Köhler plädiert in Polen für Offenheit

Bundespräsident verteidigt den Bund der Vertriebenen: Keine ernsthafte politische Kraft in Deutschland wolle die Geschichte umdeuten. Gastgeber Kwaśniewski betont erneut „grundsätzliche Zweifel“ Polens an Zentrum für Vertreibungen in Berlin

WARSCHAU afp/dpa ■ Bundespräsident Horst Köhler hat zu Beginn seines dreitägigen Besuchs in Polen Vorbehalte gegen den Plan für ein Zentrum gegen Vertreibungen in Berlin zu zerstreuen versucht. „Es gibt keine ernsthafte politische Kraft in Deutschland, die mit einem solchen Zentrum Geschichte umdeuten will“, betonte Köhler. Dies gelte auch für den Bund der Vertriebenen (BdV), dessen Präsidentin Erika Steinbach (CDU) das Zentrum in Berlin vehement befürwortet.

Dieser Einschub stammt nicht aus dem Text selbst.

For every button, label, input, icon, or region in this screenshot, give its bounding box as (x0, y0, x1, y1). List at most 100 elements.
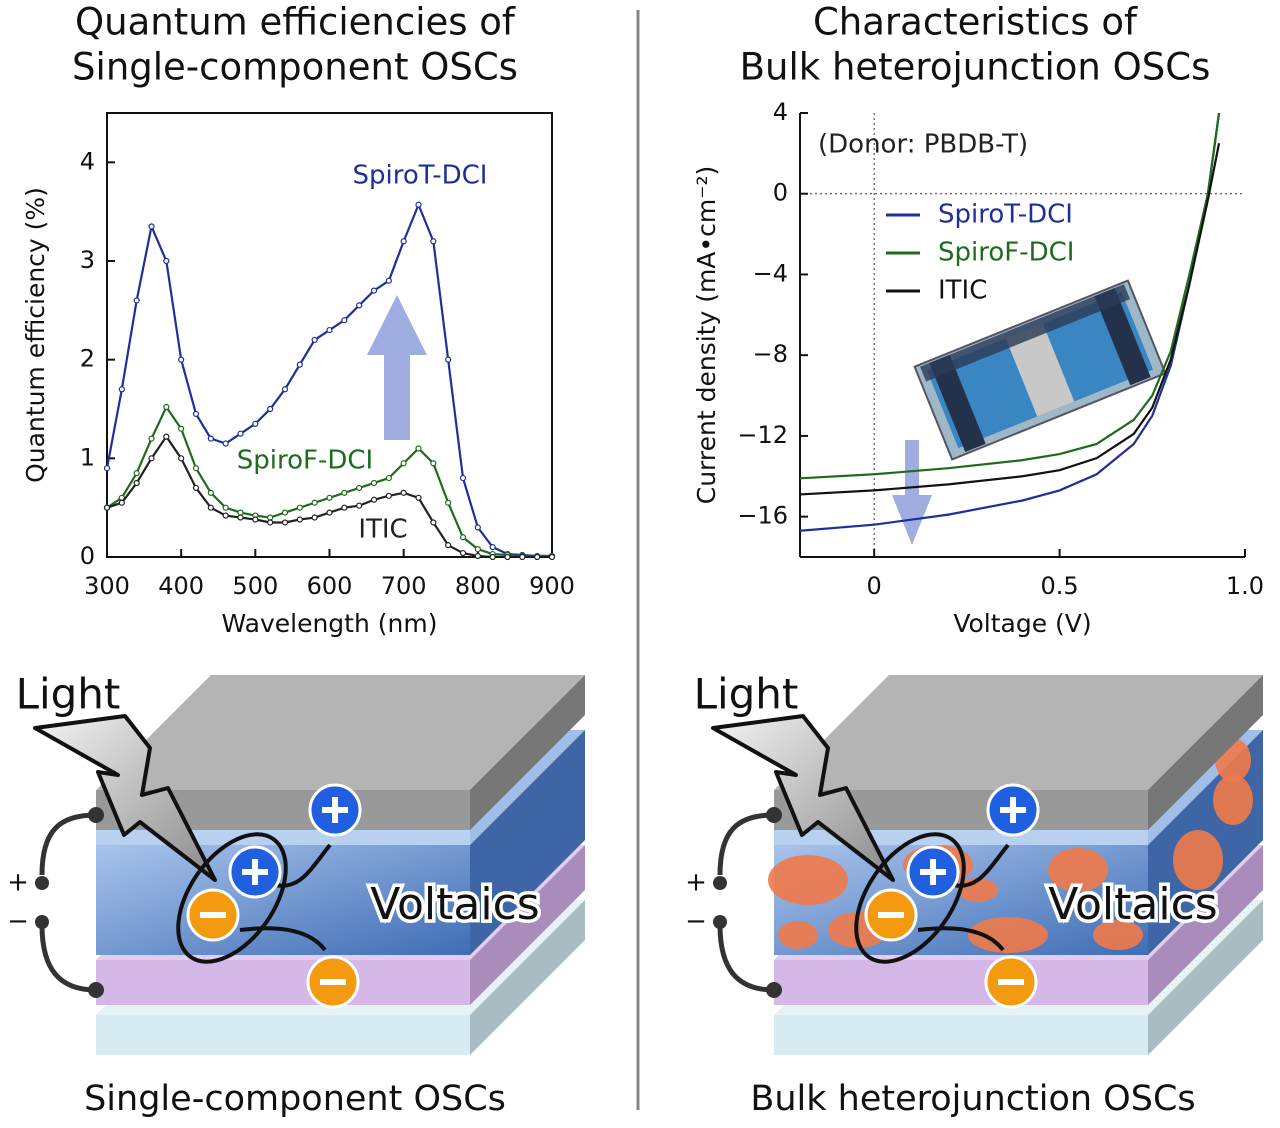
x-axis-label: Wavelength (nm) (222, 609, 438, 638)
data-point (415, 445, 422, 452)
light-label: Light (16, 670, 121, 719)
terminal (713, 915, 727, 929)
device-tape (929, 354, 986, 452)
data-point (222, 440, 229, 447)
y-tick-label: 3 (80, 246, 95, 274)
data-point (163, 257, 170, 265)
substrate-front (96, 1015, 470, 1055)
bottom-electrode-side (1148, 845, 1263, 1005)
annotation: ITIC (358, 515, 407, 545)
data-point (430, 519, 437, 526)
diagram-caption: Bulk heterojunction OSCs (750, 1079, 1195, 1119)
data-point (192, 484, 200, 492)
y-tick-label: −8 (753, 340, 788, 368)
data-point (178, 356, 185, 363)
data-point (341, 504, 348, 511)
y-tick-label: 0 (80, 542, 95, 570)
layer-label: Voltaics (1048, 879, 1217, 930)
data-point (118, 499, 125, 506)
data-point (163, 433, 170, 440)
device-tape (920, 284, 1131, 382)
series-line (800, 143, 1221, 496)
data-point (192, 465, 200, 472)
data-point (459, 549, 467, 557)
data-point (489, 553, 496, 561)
charge-sign (930, 859, 936, 885)
charge-path (274, 843, 332, 888)
data-point (133, 479, 140, 487)
bottom-electrode-front (774, 960, 1148, 1005)
arrow (367, 295, 427, 440)
legend-label: SpiroF-DCI (938, 238, 1074, 268)
y-tick-label: 4 (773, 98, 788, 126)
x-tick-label: 0.5 (1040, 572, 1078, 600)
data-point (296, 504, 303, 511)
x-tick-label: 800 (455, 572, 501, 600)
light-bolt (711, 714, 895, 882)
data-point (163, 403, 170, 411)
data-point (311, 499, 318, 506)
data-point (430, 460, 437, 467)
data-point (445, 356, 452, 363)
wire (39, 812, 97, 993)
diagram-caption: Single-component OSCs (84, 1079, 506, 1119)
data-point (370, 287, 378, 294)
x-tick-label: 500 (232, 572, 278, 600)
charge-path (917, 926, 1005, 952)
active-layer-front (96, 845, 470, 955)
series-line (800, 113, 1221, 480)
data-point (474, 524, 481, 531)
data-point (548, 553, 556, 561)
x-tick-label: 600 (307, 572, 353, 600)
data-point (178, 455, 185, 462)
data-point (281, 519, 289, 526)
data-point (326, 494, 333, 501)
data-point (415, 201, 422, 208)
data-point (385, 474, 392, 482)
minus-terminal-label: − (7, 907, 29, 937)
x-tick-label: 900 (529, 572, 575, 600)
data-point (534, 553, 541, 561)
data-point (341, 489, 348, 496)
light-bolt (33, 714, 217, 882)
donor-domain (1173, 830, 1223, 890)
annotation: SpiroF-DCI (237, 446, 373, 476)
data-point (296, 361, 303, 368)
series-line (107, 404, 552, 557)
data-point (385, 277, 392, 284)
y-axis-label: Current density (mA•cm⁻²) (692, 166, 721, 504)
donor-domain (778, 921, 818, 949)
donor-domain (1048, 848, 1108, 892)
wire (717, 812, 775, 993)
data-point (237, 430, 244, 437)
active-layer-side (470, 730, 585, 955)
data-point (474, 546, 481, 553)
x-tick-label: 400 (158, 572, 204, 600)
plus-terminal-label: + (685, 868, 707, 898)
charge-sign (878, 912, 904, 918)
series-line (107, 201, 552, 557)
data-point (118, 386, 125, 393)
light-label: Light (694, 670, 799, 719)
charge-path (239, 926, 327, 952)
data-point (311, 514, 318, 521)
data-point (281, 386, 289, 393)
terminal (35, 876, 49, 890)
bottom-electrode-side (470, 845, 585, 1005)
y-tick-label: 4 (80, 147, 95, 175)
data-point (400, 460, 407, 467)
annotation: (Donor: PBDB-T) (818, 130, 1028, 160)
x-axis-label: Voltage (V) (953, 609, 1091, 638)
y-tick-label: −12 (737, 421, 788, 449)
data-point (296, 516, 303, 523)
annotation: SpiroT-DCI (353, 161, 488, 191)
donor-domain (968, 917, 1048, 953)
top-electrode-side (470, 675, 585, 830)
charge-sign (1010, 797, 1016, 823)
terminal (88, 982, 104, 998)
data-point (356, 502, 363, 509)
data-point (192, 410, 200, 418)
terminal (766, 807, 782, 823)
substrate-front (774, 1015, 1148, 1055)
device-photo (913, 279, 1167, 461)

In Warschau wurde Köhler von Präsident Aleksander Kwaśniewski empfangen. Neben den Feiern zur Solidarność-Gründung heute in Danzig wird Köhler morgen auch am Gedenken zum 66. Jahrestag des deutschen Überfalls auf Polen teilnehmen.

Der Bund der Vertriebenen will das umstrittene Zentrum gegen Vertreibungen in Berlin einrichten. Die Union unterstützt den Plan, die Bundesregierung fordert dagegen eine europäische Initiative. Polens Präsident Kwaśniewski hatte wiederholt vor einer Relativierung der deutschen Schuld in einem rein deutschen Zentrum gewarnt. Auch gestern betonte er die „grundsätzlichen Zweifel“ Polens.

Köhler vermied eine klare Festlegung, ob er für das Zentrum in der vom BdV geforderten Form eintritt. Er sagte aber, die Tatsache, dass er morgen als zweiter Bundespräsident nach Johannes Rau am Jahrestag des deutschen Überfalls auf Polen an der Westerplatte Danzigs teilnehme, hebe hervor, dass Deutschland sehr wohl wisse, wer für den Zweiten Weltkrieg und seine Folgen verantwortlich sei. Köhler verwies auf die unveränderte Gültigkeit der „Danziger Erklärung“ von 1999, wonach die Beziehungen beider Länder im Geist der Versöhnung und ohne gegenseitige Aufrechnungen aufgebaut werden sollen. Entscheidend sei auch bei der Frage des Umgangs mit der Vertreibung, dass die Debatte darüber „im Geist der Versöhnung im europäischen Kontext und wegweisend für Europa“ stattfinde. Offenheit sei das Wichtigste, um an wirklicher Versöhnung zu arbeiten, betonte Köhler: „Gute Beziehungen heißt nicht, dass man immer einer Meinung ist.“

Köhler, der 1943 in Ostpolen zur Welt kam, hatte bei seinem Antrittsbesuch 2004 in Polen Entschädigungsforderungen deutscher Vertriebener eine entschiedene Absage erteilt. Seinem jetzigen Besuch voraus ging eine Visite der Unions-Kanzlerkandidatin Angela Merkel Mitte des Monats in Warschau, bei dem sie das in Polen heftig umstrittene „Zentrum gegen Vertreibungen“ unterstützte, einen europäischen Kontext aber nicht als Widerspruch bezeichnete.

Als „Irritation“ zwischen Deutschland und Polen benannte Köhler gestern das Projekt von Ruhrgas/Wintershall und dem russischen Energiekonzern Gasprom für eine Pipeline für sibirisches Erdgas durch die Ostsee nach Deutschland. Für ein Infrastrukturprojekt mit solchen politischen Implikationen hätte er sich gewünscht, dass die auf diese Weise umgangenen Partner aus Polen und dem Baltikum einbezogen worden wären. Nichts dürfe über Polen und die östlichen Nachbarn hinweg entschieden werden, betonte Köhler.